Fast and memory-efficient exact attention
BSD 3-Clause "New" or "Revised" License
14.06k stars 1.31k forks source link

question on the block table #1314

Open chakpongchung opened 1 day ago

chakpongchung commented 1 day ago

https://github.com/Dao-AILab/flash-attention/blob/478ee666cccbd1b8f63648633003059a8dc6827d/tests/test_flash_attn.py#L2066

Could you elaborate more on the block table argument here? I am trying to find an example to show how flash_attn_with_kvcache should be used. Specifically, why user needs to care about the logical block/physical block mapping when passing the KV cache since it is updated in place by this function? How should we construct the block table based on the KV shape? I assume the block table shape is dependent on the KV shape only.

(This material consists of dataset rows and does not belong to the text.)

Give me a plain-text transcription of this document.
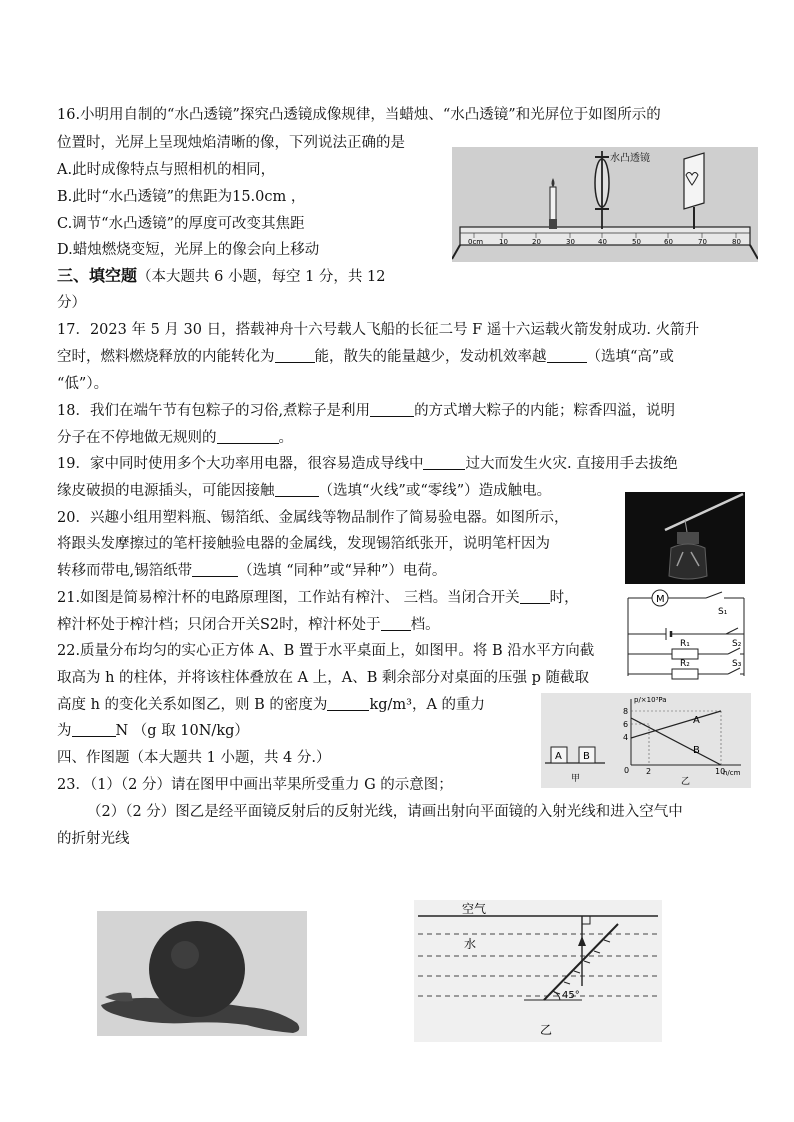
16.小明用自制的“水凸透镜”探究凸透镜成像规律，当蜡烛、“水凸透镜”和光屏位于如图所示的
位置时，光屏上呈现烛焰清晰的像，下列说法正确的是
A.此时成像特点与照相机的相同，
B.此时“水凸透镜”的焦距为15.0cm ，
C.调节“水凸透镜”的厚度可改变其焦距
D.蜡烛燃烧变短，光屏上的像会向上移动	0cm 10	20	30	40	50	60	70	80
水凸透镜
三、填空题（本大题共 6 小题，每空 1 分，共 12
分）
17．2023 年 5 月 30 日，搭载神舟十六号载人飞船的长征二号 F 遥十六运载火箭发射成功. 火箭升
空时，燃料燃烧释放的内能转化为	能，散失的能量越少，发动机效率越	（选填“高”或
“低”）。
18．我们在端午节有包粽子的习俗,煮粽子是利用	的方式增大粽子的内能；粽香四溢，说明
分子在不停地做无规则的	。
19．家中同时使用多个大功率用电器，很容易造成导线中	过大而发生火灾. 直接用手去拔绝
缘皮破损的电源插头，可能因接触	（选填“火线”或“零线”）造成触电。
20．兴趣小组用塑料瓶、锡箔纸、金属线等物品制作了简易验电器。如图所示，
将跟头发摩擦过的笔杆接触验电器的金属线，发现锡箔纸张开，说明笔杆因为
转移而带电,锡箔纸带	（选填 “同种”或“异种”）电荷。
21.如图是简易榨汁杯的电路原理图，工作站有榨汁、 三档。当闭合开关 时，
榨汁杯处于榨汁档；只闭合开关S2时，榨汁杯处于 档。
M
S₁
S₂
S₃
R₁
R₂
22.质量分布均匀的实心正方体 A、B 置于水平桌面上，如图甲。将 B 沿水平方向截
取高为 h 的柱体，并将该柱体叠放在 A 上，A、B 剩余部分对桌面的压强 p 随截取
高度 h 的变化关系如图乙，则 B 的密度为	kg/m³，A 的重力
为	N （g 取 10N/kg）
A B
甲
p/×10³Pa
h/cm
0
8
6
4
2	10
A
B
乙
四、作图题（本大题共 1 小题，共 4 分.）
23．（1）（2 分）请在图甲中画出苹果所受重力 G 的示意图；
（2）（2 分）图乙是经平面镜反射后的反射光线，请画出射向平面镜的入射光线和进入空气中
的折射光线
空气
水
45°
乙
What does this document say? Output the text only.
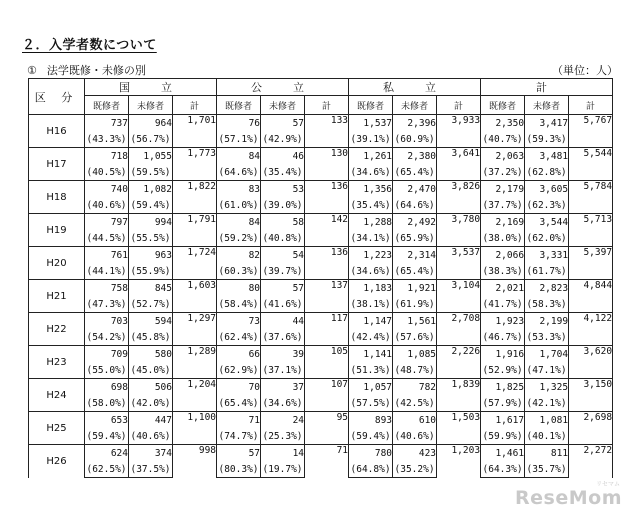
２．入学者数について
① 法学既修・未修の別	（単位：人）
区 分	国　立			公　立			私　立			計		
	既修者	未修者	計	既修者	未修者	計	既修者	未修者	計	既修者	未修者	計
H16	737	964	1,701	76	57	133	1,537	2,396	3,933	2,350	3,417	5,767
	(43.3%)	(56.7%)		(57.1%)	(42.9%)		(39.1%)	(60.9%)		(40.7%)	(59.3%)	
H17	718	1,055	1,773	84	46	130	1,261	2,380	3,641	2,063	3,481	5,544
	(40.5%)	(59.5%)		(64.6%)	(35.4%)		(34.6%)	(65.4%)		(37.2%)	(62.8%)	
H18	740	1,082	1,822	83	53	136	1,356	2,470	3,826	2,179	3,605	5,784
	(40.6%)	(59.4%)		(61.0%)	(39.0%)		(35.4%)	(64.6%)		(37.7%)	(62.3%)	
H19	797	994	1,791	84	58	142	1,288	2,492	3,780	2,169	3,544	5,713
	(44.5%)	(55.5%)		(59.2%)	(40.8%)		(34.1%)	(65.9%)		(38.0%)	(62.0%)	
H20	761	963	1,724	82	54	136	1,223	2,314	3,537	2,066	3,331	5,397
	(44.1%)	(55.9%)		(60.3%)	(39.7%)		(34.6%)	(65.4%)		(38.3%)	(61.7%)	
H21	758	845	1,603	80	57	137	1,183	1,921	3,104	2,021	2,823	4,844
	(47.3%)	(52.7%)		(58.4%)	(41.6%)		(38.1%)	(61.9%)		(41.7%)	(58.3%)	
H22	703	594	1,297	73	44	117	1,147	1,561	2,708	1,923	2,199	4,122
	(54.2%)	(45.8%)		(62.4%)	(37.6%)		(42.4%)	(57.6%)		(46.7%)	(53.3%)	
H23	709	580	1,289	66	39	105	1,141	1,085	2,226	1,916	1,704	3,620
	(55.0%)	(45.0%)		(62.9%)	(37.1%)		(51.3%)	(48.7%)		(52.9%)	(47.1%)	
H24	698	506	1,204	70	37	107	1,057	782	1,839	1,825	1,325	3,150
	(58.0%)	(42.0%)		(65.4%)	(34.6%)		(57.5%)	(42.5%)		(57.9%)	(42.1%)	
H25	653	447	1,100	71	24	95	893	610	1,503	1,617	1,081	2,698
	(59.4%)	(40.6%)		(74.7%)	(25.3%)		(59.4%)	(40.6%)		(59.9%)	(40.1%)	
H26	624	374	998	57	14	71	780	423	1,203	1,461	811	2,272
	(62.5%)	(37.5%)		(80.3%)	(19.7%)		(64.8%)	(35.2%)		(64.3%)	(35.7%)	
リセマム
ReseMom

tridao commented 23 hours ago

You can read the function docstring https://github.com/Dao-AILab/flash-attention/blob/478ee666cccbd1b8f63648633003059a8dc6827d/flash_attn/flash_attn_interface.py#L1492

Typically this is used with a cache manager (e.g. in vLLM) that manages when to allocate & free the blocks and construct the block table. Such cache manager is not implemented here since it depends on how you build the inference engine.